Both Broad Ripple High School's gymnasium and its football stadium with a track, however, were larger than Bayside's gymnasium and football stadium; and, unlike Bayside's small football stadium, Broad Ripple's football stadium included a lighting system that enabled its high school football team to play opposing high school football teams under the lights on Friday night games, whereas Bayside's football stadium lacked a similar lighting system. So Bayside's football team generally only played their high school opponents in afternoon games after school at 3 p.m. or, perhaps, on Saturdays sometimes. In addition, the spectators' seating capacity of Broad Ripple's gymnasium and stadium was much greater than was the spectators' seating capacity of Bayside's gym or small stadium's spectators' stands.

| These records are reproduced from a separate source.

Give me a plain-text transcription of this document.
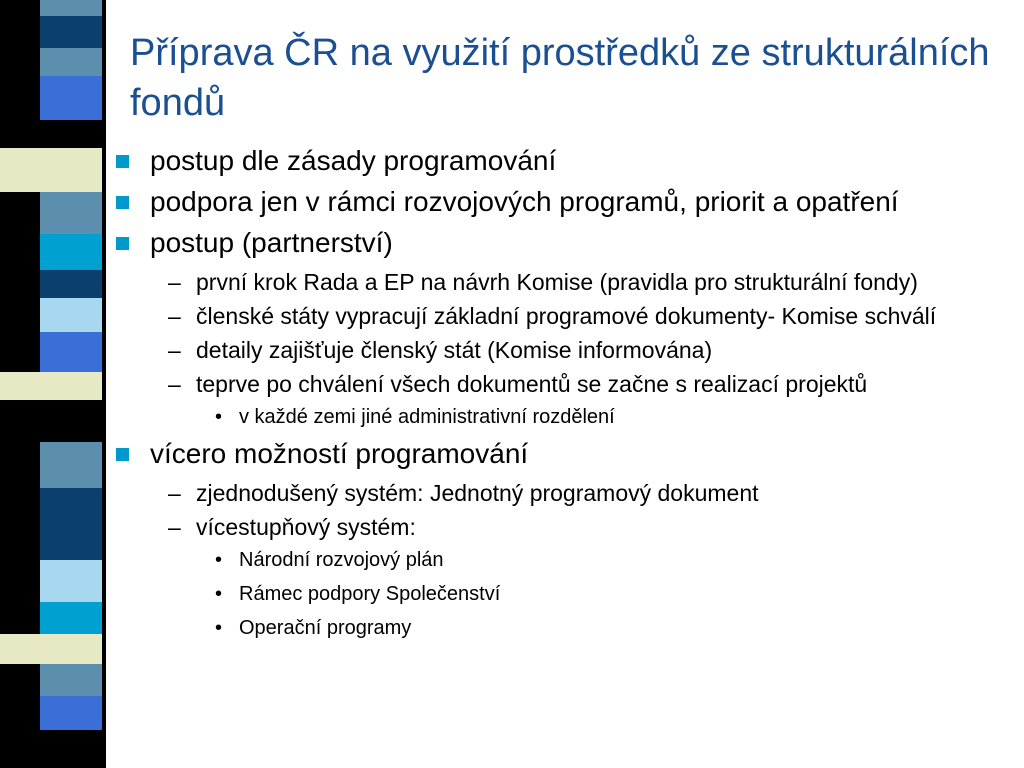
Příprava ČR na využití prostředků ze strukturálních fondů
postup dle zásady programování
podpora jen v rámci rozvojových programů, priorit a opatření
postup (partnerství)
– první krok Rada a EP na návrh Komise (pravidla pro strukturální fondy)
– členské státy vypracují základní programové dokumenty- Komise schválí
– detaily zajišťuje členský stát (Komise informována)
– teprve po chválení všech dokumentů se začne s realizací projektů
• v každé zemi jiné administrativní rozdělení
vícero možností programování
– zjednodušený systém: Jednotný programový dokument
– vícestupňový systém:
• Národní rozvojový plán
• Rámec podpory Společenství
• Operační programy
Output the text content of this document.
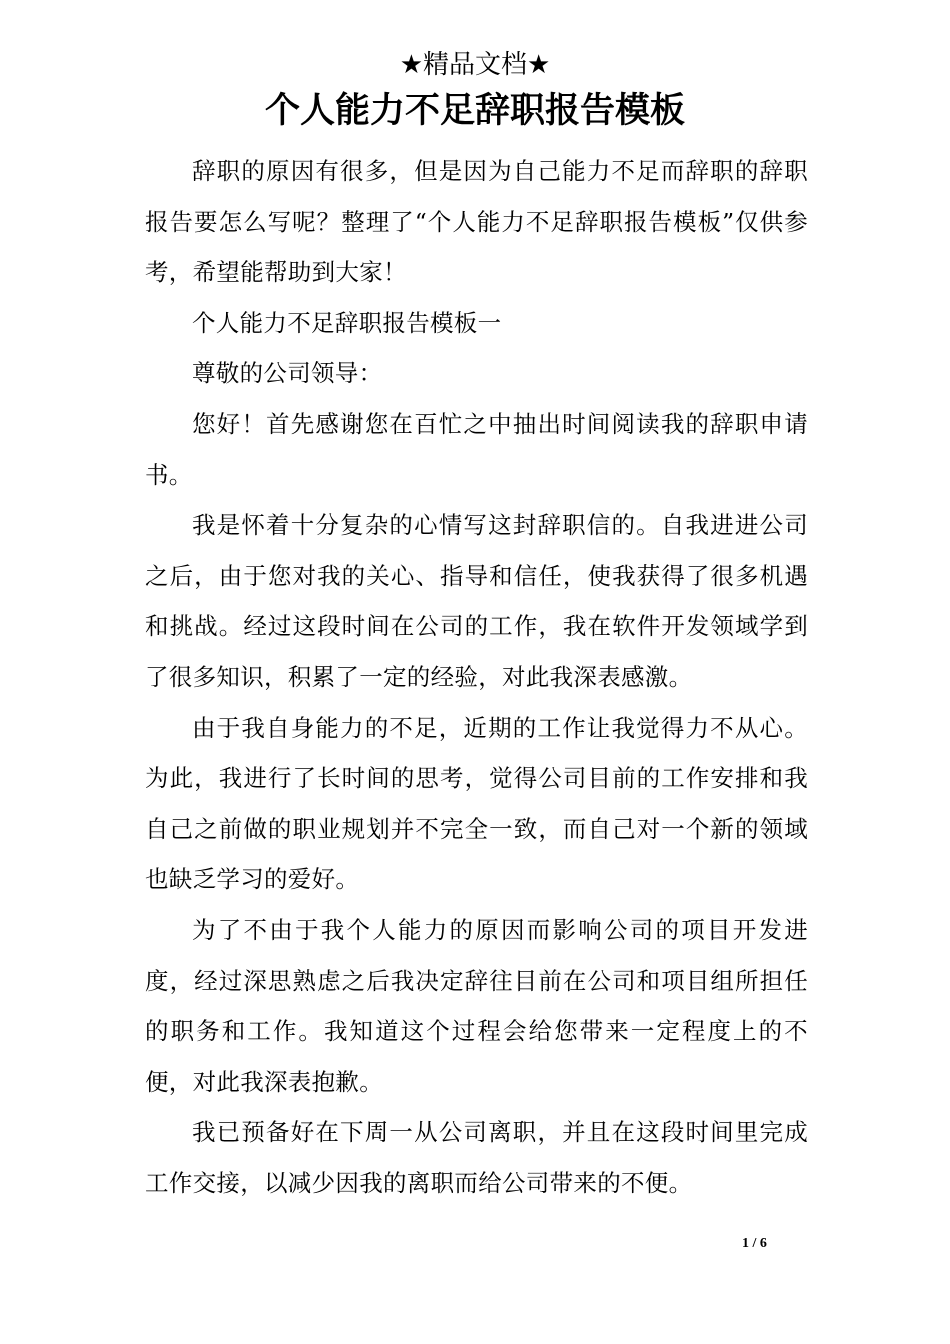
★精品文档★
个人能力不足辞职报告模板

辞职的原因有很多，但是因为自己能力不足而辞职的辞职报告要怎么写呢？整理了“个人能力不足辞职报告模板”仅供参考，希望能帮助到大家！

个人能力不足辞职报告模板一

尊敬的公司领导：

您好！首先感谢您在百忙之中抽出时间阅读我的辞职申请书。

我是怀着十分复杂的心情写这封辞职信的。自我进进公司之后，由于您对我的关心、指导和信任，使我获得了很多机遇和挑战。经过这段时间在公司的工作，我在软件开发领域学到了很多知识，积累了一定的经验，对此我深表感激。

由于我自身能力的不足，近期的工作让我觉得力不从心。为此，我进行了长时间的思考，觉得公司目前的工作安排和我自己之前做的职业规划并不完全一致，而自己对一个新的领域也缺乏学习的爱好。

为了不由于我个人能力的原因而影响公司的项目开发进度，经过深思熟虑之后我决定辞往目前在公司和项目组所担任的职务和工作。我知道这个过程会给您带来一定程度上的不便，对此我深表抱歉。

我已预备好在下周一从公司离职，并且在这段时间里完成工作交接，以减少因我的离职而给公司带来的不便。

1 / 6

One reason Broad Ripple (and other Indiana public high schools) may not have required their sophomores, juniors or seniors to take gym/physical education classes after their freshman year is that a greater percentage of the male students at Broad Ripple H.S. seemed to be members of one of its school sports teams than the percentage was at most New York City public high schools in the early 1960's. So school administrators in Indiana may have felt that most male students at their schools were already getting enough physical exercise by being part of their school's teams; and school administrators could, therefore, save some money by substituting a period of "study hall" for a required gym period for those male high school students who had no interest in being some kind of high school team "jock", after their freshman year was over.

Another reason why physical ed or gym was not required after the freshman year of high school in Indiana may have been that in Indiana, unlike in New York City where most high school students only could get their licenses at 18 years of age and usually only started driving in their own cars after high school, most Indiana high school students usually got their driver licenses at 16 years of age and began driving their own car (or their parents' cars) by their junior year of high school. So, by their sophomore year, most Broad Ripple High School sophomores were also both more in need of and more interested in taking driver's education courses in their sophomore, junior or senior years than in continuing to take physical ed/gym during their last three years of high school. 

Another advantage of not having to include a period of gym in your daily individual program at Broad Ripple in your sophomore, junior and senior years was that it also enabled students who felt like joining schools clubs or getting part-time jobs at 16 years of age in stores after school to have some more free time from having to be in a class than Bayside H.S. students had.